Marcelo Rubens Paiva
19 de novembro de 2013 | 13h15
Meu pai construiu prédios com o arquiteto Pedro Paulo Saraiva.
Dava os nomes. Anunciava nos jornais.
Sem os detalhes dos anúncios de hoje
Até hoje, uma das coisas que mais gosto de fazer é ver anúncios imobiliários.
Não estou atrás da garrafa de uísque que algumas incorporadoras oferecem para aqueles que visitam lançamentos residenciais e comerciais- ou melhor, empresariais, afinal, não somos mais comerciantes, mas empreendedores.
Para ganhar uma garrafa, é “obrigatório” passar pelo atendimento do corretor. E é válido apenas para as 50 primeiras pessoas que visitarem o plantão. O que não é problema para meus amigos bebuns, que vão direto do bar.
Há anos que me debruço fascinado sobre os anúncios, apesar de já ter a chamada casa própria.
Ver como as pessoas pretendem morar é um exercício de arqueologia contemporânea.
Ver como pretendem morar na vizinhança, voyeurismo. Sem contar a inveja saudável de futuros vizinhos bem-afortunados (literalmente).
Uma revolução acontece entre as coberturas e o térreo.
Lançamento de alto padrão não vem com uma simples portaria, mas com “porta cochère”. Outros não são apenas condomínios, mas “condomínio resort”. Armário embutido desapareceu junto com o piso de taco e colunas neo clássicas.
O quarto de empregada foi extinto.
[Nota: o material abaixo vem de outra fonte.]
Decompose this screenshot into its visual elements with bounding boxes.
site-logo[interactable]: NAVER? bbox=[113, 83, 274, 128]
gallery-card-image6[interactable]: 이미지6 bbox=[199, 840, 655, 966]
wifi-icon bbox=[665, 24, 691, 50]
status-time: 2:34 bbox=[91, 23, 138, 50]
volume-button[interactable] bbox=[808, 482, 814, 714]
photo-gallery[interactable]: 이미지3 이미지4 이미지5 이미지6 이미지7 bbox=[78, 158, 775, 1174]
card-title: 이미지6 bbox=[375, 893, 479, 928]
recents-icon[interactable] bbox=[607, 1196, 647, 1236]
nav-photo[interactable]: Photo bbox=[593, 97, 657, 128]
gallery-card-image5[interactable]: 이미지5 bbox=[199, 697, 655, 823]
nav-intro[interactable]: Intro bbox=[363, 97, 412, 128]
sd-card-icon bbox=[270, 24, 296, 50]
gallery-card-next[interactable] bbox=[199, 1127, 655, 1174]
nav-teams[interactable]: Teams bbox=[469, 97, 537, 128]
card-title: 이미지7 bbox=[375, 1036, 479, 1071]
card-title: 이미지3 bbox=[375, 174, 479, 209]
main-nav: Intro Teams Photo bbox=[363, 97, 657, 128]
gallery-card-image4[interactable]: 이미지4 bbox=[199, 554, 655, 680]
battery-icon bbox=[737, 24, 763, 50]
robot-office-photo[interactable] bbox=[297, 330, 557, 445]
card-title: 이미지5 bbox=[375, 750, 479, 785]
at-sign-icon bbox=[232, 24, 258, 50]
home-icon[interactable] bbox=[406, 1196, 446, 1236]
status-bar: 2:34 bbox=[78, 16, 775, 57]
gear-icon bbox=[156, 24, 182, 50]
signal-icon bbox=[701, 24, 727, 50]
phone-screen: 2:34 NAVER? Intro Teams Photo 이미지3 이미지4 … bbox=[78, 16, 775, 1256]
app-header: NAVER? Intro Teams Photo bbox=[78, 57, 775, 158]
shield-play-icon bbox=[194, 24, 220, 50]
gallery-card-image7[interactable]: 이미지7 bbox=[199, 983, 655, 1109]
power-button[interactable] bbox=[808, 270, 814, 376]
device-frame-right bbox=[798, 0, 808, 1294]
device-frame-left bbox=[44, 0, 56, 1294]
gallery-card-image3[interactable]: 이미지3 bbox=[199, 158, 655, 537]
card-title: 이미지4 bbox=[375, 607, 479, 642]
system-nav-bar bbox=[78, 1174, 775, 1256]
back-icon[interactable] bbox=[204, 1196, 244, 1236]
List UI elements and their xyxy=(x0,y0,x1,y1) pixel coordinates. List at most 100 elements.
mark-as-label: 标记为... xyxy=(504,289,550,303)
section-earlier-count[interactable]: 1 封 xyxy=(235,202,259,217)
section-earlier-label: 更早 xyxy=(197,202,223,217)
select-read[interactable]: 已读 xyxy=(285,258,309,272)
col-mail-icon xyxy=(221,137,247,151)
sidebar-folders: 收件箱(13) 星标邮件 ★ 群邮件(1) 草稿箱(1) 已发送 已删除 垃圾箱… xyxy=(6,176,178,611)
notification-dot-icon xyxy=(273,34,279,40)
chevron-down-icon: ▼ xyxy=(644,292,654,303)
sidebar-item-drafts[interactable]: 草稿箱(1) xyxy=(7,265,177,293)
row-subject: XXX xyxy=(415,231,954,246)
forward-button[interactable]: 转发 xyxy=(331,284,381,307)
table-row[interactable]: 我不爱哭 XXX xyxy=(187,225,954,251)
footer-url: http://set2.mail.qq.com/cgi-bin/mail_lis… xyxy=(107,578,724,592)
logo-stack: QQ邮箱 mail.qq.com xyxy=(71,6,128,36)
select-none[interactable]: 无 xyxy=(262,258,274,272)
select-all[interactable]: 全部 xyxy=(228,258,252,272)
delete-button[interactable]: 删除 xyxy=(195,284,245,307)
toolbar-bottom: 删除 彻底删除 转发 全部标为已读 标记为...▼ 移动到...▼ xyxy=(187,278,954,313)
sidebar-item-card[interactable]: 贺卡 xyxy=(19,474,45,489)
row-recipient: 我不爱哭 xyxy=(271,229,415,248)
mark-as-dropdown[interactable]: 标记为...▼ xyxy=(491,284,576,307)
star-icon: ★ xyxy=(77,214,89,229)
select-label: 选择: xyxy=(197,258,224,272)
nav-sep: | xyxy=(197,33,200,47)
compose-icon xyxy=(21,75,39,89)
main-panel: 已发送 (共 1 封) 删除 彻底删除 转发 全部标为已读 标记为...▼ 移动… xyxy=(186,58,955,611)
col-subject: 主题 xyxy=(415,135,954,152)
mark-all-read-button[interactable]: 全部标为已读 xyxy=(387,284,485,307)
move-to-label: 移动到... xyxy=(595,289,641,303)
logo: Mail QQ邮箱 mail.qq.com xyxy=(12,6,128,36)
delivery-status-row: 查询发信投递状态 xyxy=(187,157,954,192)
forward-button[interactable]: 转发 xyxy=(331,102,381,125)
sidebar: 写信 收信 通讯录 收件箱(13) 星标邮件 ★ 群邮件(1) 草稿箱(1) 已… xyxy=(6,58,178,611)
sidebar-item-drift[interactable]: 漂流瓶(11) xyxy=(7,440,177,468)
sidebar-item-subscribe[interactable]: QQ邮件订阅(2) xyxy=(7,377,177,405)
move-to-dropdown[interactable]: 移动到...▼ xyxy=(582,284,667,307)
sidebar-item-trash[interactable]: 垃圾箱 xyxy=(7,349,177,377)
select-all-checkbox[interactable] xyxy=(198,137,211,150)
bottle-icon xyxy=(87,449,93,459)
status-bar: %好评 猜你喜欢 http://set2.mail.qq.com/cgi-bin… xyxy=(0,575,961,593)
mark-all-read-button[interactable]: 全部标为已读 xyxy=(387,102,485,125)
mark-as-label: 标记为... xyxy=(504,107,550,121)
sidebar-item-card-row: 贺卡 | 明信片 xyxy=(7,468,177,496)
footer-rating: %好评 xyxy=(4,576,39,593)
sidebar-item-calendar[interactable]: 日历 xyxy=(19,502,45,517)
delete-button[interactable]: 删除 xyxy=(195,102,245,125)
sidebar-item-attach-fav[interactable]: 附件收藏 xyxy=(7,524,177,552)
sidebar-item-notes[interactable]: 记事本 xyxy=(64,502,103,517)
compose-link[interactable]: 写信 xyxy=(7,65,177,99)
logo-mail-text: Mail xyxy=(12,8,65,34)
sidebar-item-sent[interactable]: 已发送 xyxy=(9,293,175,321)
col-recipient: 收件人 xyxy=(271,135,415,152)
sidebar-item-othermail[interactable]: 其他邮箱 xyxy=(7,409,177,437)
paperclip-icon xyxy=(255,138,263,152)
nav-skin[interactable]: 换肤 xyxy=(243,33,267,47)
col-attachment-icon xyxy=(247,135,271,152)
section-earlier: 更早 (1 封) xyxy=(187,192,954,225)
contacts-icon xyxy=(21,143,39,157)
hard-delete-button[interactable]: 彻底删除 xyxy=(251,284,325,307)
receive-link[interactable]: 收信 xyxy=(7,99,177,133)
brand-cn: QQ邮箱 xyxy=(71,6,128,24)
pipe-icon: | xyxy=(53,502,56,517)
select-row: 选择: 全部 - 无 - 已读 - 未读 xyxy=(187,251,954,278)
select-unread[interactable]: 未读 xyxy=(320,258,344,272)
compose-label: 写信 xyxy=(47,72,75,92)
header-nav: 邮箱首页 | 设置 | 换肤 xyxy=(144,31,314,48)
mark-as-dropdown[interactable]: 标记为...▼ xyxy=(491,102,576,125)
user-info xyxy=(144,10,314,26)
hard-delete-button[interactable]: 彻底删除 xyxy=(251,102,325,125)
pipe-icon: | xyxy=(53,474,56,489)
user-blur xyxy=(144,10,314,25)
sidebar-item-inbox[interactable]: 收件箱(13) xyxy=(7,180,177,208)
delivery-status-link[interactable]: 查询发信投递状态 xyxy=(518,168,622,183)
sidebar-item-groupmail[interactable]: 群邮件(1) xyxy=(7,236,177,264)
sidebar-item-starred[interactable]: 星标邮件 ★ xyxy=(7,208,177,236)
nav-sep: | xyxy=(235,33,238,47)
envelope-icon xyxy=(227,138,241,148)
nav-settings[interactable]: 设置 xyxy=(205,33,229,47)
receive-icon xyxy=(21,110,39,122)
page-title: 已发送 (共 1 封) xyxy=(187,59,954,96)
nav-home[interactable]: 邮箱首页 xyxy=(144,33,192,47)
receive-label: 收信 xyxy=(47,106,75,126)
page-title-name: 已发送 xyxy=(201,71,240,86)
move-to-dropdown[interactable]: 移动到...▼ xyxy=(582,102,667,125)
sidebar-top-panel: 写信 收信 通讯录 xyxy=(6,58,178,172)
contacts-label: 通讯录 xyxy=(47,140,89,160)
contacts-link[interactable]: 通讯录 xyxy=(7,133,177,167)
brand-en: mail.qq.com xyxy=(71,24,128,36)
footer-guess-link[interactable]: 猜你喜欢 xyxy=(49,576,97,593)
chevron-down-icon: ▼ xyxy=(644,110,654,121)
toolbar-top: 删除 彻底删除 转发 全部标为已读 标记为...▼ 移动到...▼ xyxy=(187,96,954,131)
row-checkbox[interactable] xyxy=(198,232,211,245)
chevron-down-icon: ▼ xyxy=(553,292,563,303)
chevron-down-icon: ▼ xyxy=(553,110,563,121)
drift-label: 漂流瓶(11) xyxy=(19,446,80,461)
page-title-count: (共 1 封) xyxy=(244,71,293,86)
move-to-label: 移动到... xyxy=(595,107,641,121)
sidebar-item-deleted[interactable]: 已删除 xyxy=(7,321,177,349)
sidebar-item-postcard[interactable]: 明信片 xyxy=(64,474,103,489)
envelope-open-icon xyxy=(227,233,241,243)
Alguns apartamentos vêm sem o quarto, mas com um banheiro na área de serviço. Seria o banheiro da diarista? Ou melhor, da “femme de ménage”?
Aliás, prédios não se chamam mais prédios, mas torres. Alguns se chamam “residencial”. Outros, “boulevard”. Alguns têm varanda gourmet, o sonho de todo morador de prédio, digo torre: terraço com churrasqueira.
Outros vêm com fechadura biométrica, serviço pay-per-use, piscina com fundo infinito, fitness center, que antigamente chamávamos de academia, e a última onda, um espaço dedicado a seu quatro patas, agora popularmente conhecido como pet, cujo nome varia: space dog, pet garden, pet place, pet care, pet walk, pet play, pet space.
A maioria dos apartamentos está menor. Recentemente, um lançamento de 18 metros quadrados foi avacalhado nas redes sociais. É o espaço de três metros por seis. Apertado, mas dá. Nos idos tempos, se chamava quitinete, de kitnet. É a medida do apezinho do famoso Bloco B do Copan, antes, terra de ninguém (sã), hoje, valorizadíssimo.
Há poucos anos, os prédios vinham com lounge.
Já ficou démodé.
Como a sauna. Pelo visto, ninguém mais quer aliviar tensões apertado sobre um tablado de madeira, sufocado por calor e essência de eucalipto, suando com vizinhos, síndico e subsíndico, relembrando a última reunião condominial.
Não se veem mais lançamentos de quatro quartos, como no boom imobiliário da classe média alta da década de 1970. As famílias diminuíram. Mas aumentaram o número de vagas para carros. Menos filhos, mais carros. Dá menos trabalho. Estamos ficando tão estranhos…
O mercado não dorme no ponto, se renova. A PDG lançou o produto “vem com tudo”. Imóveis já decorados. Imóveis com móveis planejados. Compra o imóvel de um, dois, três dormitórios, e ganha o móvel, ganha sala, cozinha, quartos e banheiros. Sensacional. Por que não pensaram nisso quando comprei a minha casa própria?
Vou também inovar.
Me associar a um site de relacionamento matrimonial, encontrar a cara metade do cliente, a outra face da laranja, através de um programa que calcula por algoritmo as afinidades dos proponentes. Que ganham, no meu futuro empreendimento imobiliário, sala, cozinha, quartos e banheiros, um beagle saudável sem o selo Royal, uma adega com vinho, uísque, vodca e saquê, um marido ou uma esposa! E um ano de ração grátis. Para o pet.